DocETL: Agentic Query Rewriting and Evaluation for Complex Document Processing
DocETL turns messy document processing into a smart puzzle that LLMs can actually solve correctly.
DocETL turns messy document processing into a smart puzzle that LLMs can actually solve correctly.
Original Problem 🔍:
DocETL addresses limitations in existing LLM-powered data processing frameworks that focus on cost reduction rather than accuracy improvement for complex document processing tasks.
Solution in this Paper 🛠️:
• Introduces DocETL, a declarative system for optimizing complex document processing pipelines
• Employs novel rewrite directives for LLM-based operators
• Utilizes an agent-based framework for plan rewriting and evaluation
• Implements opportunistic optimization strategy for recursive plan refinement
• Offers a two-stage evaluation process for selecting optimal plans
Key Insights from this Paper 💡:
• LLM outputs for complex tasks often require decomposition for accuracy
• Agent-driven optimization can significantly improve pipeline performance
• Task-specific validation is crucial for effective plan evaluation
• Balancing human intuition with automated optimization is essential
Results 📊:
• Police misconduct identification: 1.34x more accurate than baseline
• Polarizing feature analysis: 4.55x more distinct quotes, 4.60x more distinct games referenced
• Declassified document analysis: 1.82x more comprehensive extracted information
• Outperforms LOTUS on Biodex task: 16% improvement in RP@5, 21% in RP@10
• Achieves 18% higher F1 score than Palimpzest on medical schema matching task
🔍 DocETL's architecture includes several key components and innovations:
A declarative YAML-based interface for users to author pipelines with operators specific to the LLM setting.

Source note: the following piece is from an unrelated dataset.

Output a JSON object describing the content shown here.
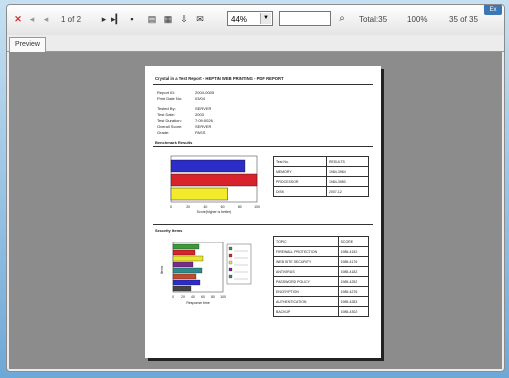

Novel rewrite directives that guide LLM agents in rewriting query plans. These directives are more abstract than traditional database rewrite rules and can be interpreted by LLMs in the context of specific tasks and data characteristics.
An agent-based framework for plan rewriting and evaluation. Generation agents apply rewrite directives to create diverse candidate plans, while validation agents assess the effectiveness of optimized sub-pipelines.
An opportunistic optimization strategy that recursively optimizes new operations created as part of a rewrite, allowing for more refined plans to be explored efficiently.
A two-stage evaluation process for selecting the best plan, combining average ratings and pairwise comparisons of top-rated plans.